Chief operating officer Ray Rodriguez will be paid more than $17 million if the Univision Communications Inc. sale goes through and he loses his job, according to a company proxy filed Monday with the Securities and Exchange Commission.
Of that amount, $9.5 million is a severance payment, almost $7 million is from stock grants issued earlier this year and more than $600,000 is in yet-to-vest stock options.
Univision has also agreed to cover his tax bill if the payment triggers, as is likely, what the Internal Revenue Service considers “excess parachute payments.”
The company will also provide three years of benefits, cover Rodriguez’s legal fees help him look for his next job.

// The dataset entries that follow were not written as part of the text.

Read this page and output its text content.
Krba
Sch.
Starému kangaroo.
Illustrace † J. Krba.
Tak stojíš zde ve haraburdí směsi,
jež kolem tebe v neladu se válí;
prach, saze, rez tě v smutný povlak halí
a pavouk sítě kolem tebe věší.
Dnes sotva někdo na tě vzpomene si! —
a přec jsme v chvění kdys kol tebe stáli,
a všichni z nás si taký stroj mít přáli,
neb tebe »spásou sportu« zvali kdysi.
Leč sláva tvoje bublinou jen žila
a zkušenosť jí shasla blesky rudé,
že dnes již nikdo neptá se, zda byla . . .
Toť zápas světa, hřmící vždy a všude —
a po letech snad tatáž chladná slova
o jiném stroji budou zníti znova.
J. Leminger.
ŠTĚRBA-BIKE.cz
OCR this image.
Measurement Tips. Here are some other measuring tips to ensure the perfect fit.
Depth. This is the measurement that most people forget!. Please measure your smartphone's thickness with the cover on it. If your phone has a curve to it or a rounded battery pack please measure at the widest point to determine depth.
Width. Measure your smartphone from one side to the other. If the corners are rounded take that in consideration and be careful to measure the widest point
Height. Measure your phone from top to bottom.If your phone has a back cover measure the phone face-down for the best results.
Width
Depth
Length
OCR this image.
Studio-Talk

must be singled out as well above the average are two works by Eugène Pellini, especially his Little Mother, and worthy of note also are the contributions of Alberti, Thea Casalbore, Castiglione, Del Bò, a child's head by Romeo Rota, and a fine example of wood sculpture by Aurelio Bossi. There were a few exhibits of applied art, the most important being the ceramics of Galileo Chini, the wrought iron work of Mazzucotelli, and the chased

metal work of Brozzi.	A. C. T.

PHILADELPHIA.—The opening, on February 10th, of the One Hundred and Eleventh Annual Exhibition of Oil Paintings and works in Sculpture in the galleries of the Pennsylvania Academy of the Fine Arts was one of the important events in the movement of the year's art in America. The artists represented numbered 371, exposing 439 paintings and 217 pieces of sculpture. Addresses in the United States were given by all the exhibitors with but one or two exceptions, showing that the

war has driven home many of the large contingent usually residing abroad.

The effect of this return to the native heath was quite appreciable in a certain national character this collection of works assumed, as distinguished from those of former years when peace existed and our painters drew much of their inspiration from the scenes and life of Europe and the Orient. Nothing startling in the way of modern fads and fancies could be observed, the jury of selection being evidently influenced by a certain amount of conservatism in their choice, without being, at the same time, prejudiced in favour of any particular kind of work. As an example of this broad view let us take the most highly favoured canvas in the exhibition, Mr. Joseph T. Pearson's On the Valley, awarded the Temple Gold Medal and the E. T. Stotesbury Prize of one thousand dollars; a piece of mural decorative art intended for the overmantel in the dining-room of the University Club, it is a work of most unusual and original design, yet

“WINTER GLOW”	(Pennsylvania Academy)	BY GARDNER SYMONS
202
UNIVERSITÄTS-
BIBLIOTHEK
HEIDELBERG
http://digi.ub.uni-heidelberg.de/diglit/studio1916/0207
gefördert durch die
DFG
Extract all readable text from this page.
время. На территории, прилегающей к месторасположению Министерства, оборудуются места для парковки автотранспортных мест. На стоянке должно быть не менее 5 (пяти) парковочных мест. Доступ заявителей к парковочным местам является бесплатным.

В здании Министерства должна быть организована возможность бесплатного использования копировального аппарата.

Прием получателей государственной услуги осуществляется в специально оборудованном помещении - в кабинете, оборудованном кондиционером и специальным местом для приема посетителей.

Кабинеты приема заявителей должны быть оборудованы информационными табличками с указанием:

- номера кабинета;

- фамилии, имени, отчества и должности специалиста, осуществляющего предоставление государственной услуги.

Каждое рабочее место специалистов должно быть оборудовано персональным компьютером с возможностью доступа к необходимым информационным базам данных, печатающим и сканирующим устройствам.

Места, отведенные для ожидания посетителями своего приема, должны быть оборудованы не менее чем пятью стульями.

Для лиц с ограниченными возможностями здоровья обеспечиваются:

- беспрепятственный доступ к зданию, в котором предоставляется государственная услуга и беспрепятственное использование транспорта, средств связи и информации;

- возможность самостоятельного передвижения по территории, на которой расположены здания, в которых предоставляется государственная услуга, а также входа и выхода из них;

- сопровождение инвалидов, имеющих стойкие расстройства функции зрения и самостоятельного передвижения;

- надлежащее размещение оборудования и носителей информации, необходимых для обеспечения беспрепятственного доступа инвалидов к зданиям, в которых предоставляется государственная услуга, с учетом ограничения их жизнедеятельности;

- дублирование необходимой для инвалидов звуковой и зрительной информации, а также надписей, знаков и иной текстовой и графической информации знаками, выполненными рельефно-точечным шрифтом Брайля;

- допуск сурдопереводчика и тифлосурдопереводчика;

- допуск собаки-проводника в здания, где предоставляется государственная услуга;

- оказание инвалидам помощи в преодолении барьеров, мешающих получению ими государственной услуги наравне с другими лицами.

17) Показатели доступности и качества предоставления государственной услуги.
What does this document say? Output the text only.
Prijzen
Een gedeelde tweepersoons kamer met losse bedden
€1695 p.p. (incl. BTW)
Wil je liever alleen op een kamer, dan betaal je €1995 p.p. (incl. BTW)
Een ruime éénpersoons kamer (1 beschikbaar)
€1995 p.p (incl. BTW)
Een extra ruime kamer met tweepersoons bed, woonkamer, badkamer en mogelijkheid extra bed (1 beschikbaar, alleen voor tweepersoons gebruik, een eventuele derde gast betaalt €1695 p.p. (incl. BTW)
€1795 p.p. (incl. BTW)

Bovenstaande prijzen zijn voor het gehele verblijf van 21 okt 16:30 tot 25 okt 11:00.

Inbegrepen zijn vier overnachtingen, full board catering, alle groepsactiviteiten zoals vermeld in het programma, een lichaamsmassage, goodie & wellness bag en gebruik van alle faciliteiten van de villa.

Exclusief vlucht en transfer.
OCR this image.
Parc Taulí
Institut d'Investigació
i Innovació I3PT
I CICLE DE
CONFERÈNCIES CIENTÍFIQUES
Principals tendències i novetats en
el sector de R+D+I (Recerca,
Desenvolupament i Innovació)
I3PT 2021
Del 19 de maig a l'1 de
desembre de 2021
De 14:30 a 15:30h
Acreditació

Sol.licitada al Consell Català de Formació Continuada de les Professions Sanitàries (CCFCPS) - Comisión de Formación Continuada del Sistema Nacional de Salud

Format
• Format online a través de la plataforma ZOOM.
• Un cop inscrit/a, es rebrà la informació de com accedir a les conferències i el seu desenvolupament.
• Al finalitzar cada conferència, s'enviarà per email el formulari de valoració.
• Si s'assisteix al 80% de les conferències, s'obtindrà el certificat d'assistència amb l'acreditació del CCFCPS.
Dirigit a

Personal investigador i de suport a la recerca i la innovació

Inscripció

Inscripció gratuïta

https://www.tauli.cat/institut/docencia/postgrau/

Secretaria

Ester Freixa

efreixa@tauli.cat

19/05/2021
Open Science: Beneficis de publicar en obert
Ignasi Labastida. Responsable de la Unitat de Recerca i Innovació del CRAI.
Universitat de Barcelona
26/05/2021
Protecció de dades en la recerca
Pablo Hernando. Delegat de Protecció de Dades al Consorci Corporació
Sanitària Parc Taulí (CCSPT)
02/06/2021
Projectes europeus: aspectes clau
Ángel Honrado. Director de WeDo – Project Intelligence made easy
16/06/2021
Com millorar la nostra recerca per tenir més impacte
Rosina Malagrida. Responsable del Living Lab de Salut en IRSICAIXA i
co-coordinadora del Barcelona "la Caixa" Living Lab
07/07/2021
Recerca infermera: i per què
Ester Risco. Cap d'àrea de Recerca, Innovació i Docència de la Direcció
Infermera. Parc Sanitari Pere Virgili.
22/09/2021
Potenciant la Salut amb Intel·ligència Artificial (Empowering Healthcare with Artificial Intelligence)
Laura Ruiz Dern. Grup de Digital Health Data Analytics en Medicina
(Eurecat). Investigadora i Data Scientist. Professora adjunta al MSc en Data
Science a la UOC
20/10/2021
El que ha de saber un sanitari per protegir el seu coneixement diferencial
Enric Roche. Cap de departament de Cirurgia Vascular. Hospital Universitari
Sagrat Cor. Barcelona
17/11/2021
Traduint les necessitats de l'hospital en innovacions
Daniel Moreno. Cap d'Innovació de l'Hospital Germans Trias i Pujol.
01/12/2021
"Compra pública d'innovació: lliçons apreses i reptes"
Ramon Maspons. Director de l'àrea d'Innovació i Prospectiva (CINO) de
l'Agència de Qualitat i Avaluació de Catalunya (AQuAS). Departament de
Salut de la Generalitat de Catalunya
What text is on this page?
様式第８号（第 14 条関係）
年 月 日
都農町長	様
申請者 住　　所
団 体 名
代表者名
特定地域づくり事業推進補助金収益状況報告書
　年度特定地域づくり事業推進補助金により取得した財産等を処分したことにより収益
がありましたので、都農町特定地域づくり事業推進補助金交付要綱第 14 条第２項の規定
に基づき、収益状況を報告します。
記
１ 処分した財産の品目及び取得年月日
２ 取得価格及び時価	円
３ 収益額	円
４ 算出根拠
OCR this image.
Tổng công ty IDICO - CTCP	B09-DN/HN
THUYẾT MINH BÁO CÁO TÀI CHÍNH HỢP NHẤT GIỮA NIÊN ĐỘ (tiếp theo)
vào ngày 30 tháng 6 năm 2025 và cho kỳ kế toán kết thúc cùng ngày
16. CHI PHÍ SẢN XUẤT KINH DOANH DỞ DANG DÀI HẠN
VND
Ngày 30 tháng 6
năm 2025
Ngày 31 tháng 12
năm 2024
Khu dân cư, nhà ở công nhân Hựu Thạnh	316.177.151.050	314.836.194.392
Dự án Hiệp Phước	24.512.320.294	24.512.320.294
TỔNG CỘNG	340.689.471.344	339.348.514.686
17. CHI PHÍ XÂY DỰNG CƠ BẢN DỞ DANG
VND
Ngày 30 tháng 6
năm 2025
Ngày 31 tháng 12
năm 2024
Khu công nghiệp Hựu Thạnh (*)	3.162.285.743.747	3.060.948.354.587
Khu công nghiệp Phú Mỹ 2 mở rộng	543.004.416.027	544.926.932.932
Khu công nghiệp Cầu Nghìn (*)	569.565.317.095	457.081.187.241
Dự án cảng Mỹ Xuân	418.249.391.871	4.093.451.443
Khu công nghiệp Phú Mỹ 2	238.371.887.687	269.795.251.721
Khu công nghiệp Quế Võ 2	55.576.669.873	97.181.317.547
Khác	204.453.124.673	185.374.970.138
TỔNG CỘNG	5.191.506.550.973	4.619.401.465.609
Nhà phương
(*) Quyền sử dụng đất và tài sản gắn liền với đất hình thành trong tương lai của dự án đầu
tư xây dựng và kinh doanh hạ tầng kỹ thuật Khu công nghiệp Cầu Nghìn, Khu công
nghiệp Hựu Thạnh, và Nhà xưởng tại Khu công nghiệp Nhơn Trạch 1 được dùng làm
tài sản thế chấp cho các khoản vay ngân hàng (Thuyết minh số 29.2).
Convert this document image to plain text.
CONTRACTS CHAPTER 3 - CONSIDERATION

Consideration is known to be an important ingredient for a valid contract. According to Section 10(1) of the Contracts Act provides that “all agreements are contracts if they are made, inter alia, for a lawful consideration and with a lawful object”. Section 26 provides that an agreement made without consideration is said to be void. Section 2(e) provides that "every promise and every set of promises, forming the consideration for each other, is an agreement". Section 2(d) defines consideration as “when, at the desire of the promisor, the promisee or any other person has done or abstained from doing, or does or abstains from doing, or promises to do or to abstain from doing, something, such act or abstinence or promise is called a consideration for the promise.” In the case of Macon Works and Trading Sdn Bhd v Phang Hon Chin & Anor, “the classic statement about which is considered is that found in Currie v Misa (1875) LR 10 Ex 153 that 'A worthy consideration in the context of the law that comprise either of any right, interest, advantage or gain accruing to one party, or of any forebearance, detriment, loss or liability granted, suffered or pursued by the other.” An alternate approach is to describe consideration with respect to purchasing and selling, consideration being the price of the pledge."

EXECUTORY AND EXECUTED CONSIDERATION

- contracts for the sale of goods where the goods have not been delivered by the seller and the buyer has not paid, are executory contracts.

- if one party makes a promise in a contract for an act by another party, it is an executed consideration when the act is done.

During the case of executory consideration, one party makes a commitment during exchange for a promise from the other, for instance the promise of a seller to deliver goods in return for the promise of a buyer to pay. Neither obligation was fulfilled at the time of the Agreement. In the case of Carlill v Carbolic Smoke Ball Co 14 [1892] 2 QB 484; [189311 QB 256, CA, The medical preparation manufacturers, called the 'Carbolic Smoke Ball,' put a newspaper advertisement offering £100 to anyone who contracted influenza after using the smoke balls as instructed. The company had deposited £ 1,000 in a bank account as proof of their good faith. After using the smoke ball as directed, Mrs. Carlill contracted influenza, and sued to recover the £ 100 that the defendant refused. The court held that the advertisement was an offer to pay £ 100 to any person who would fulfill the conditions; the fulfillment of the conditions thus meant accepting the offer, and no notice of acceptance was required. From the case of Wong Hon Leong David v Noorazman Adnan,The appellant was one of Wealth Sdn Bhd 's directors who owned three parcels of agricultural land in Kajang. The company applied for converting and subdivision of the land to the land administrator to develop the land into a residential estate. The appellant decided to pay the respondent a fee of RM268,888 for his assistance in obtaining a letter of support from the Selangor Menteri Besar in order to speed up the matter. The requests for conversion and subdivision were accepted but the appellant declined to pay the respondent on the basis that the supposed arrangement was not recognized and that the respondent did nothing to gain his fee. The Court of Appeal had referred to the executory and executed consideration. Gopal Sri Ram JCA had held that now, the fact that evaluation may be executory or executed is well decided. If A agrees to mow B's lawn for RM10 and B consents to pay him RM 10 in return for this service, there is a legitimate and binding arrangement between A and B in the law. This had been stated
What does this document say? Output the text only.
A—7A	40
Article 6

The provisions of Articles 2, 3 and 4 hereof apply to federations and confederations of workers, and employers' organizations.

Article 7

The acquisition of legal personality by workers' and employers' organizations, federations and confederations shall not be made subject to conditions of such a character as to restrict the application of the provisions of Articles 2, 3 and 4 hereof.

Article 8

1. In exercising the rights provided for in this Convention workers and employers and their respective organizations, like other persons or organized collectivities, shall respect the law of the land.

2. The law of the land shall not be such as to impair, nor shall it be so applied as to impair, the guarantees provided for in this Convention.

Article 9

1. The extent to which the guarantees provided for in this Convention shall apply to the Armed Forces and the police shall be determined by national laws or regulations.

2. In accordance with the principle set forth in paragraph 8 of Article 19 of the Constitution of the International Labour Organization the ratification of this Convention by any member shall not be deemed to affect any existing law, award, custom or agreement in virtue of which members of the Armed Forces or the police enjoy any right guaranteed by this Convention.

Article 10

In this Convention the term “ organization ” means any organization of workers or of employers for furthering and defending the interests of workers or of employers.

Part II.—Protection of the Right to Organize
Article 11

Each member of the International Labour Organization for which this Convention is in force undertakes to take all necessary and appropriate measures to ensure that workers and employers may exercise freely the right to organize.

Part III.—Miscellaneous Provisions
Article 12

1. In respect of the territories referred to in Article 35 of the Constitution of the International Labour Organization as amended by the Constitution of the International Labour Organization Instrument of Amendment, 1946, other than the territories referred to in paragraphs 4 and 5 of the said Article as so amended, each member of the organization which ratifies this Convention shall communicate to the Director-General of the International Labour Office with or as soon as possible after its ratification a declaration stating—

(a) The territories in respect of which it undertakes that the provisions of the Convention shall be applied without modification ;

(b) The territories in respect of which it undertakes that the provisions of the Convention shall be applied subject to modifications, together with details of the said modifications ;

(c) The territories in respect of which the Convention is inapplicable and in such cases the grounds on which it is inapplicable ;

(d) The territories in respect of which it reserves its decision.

Rodriguez can trigger his own departure without actually being asked to leave if, among other reasons, Univision is delisted or even if his commute is lengthened by more than 50 miles.
The $17 million figure does not include what Rodríguez earned from selling the 1.35 million vested options already in his possession. Those options have been granted over the course of Rodriguez’s tenure at Univision.
The proxy filing does not specify how many of those options have a strike price below $36.25 per share and are thus available for sale. If all 1.35 million shares can be sold, then Rodriguez would earn an additional $48.9 million.he proxy was filed to help inform shareholders about the offer to buy the company.
Univision chief financial officer Andrew Hobson, corporate secretary Robert Cahill and general counsel Douglas Kranwinkle also stand to make hefty payouts if shareholders approve the sale. The three executives each approved the transaction as members of the board of directors.
As for rank-and-file employees, the buyers have agreed to keep benefits, salaries and severance payments at pre-sale levels for one year. They will also adhere to existing collective bargaining agreements.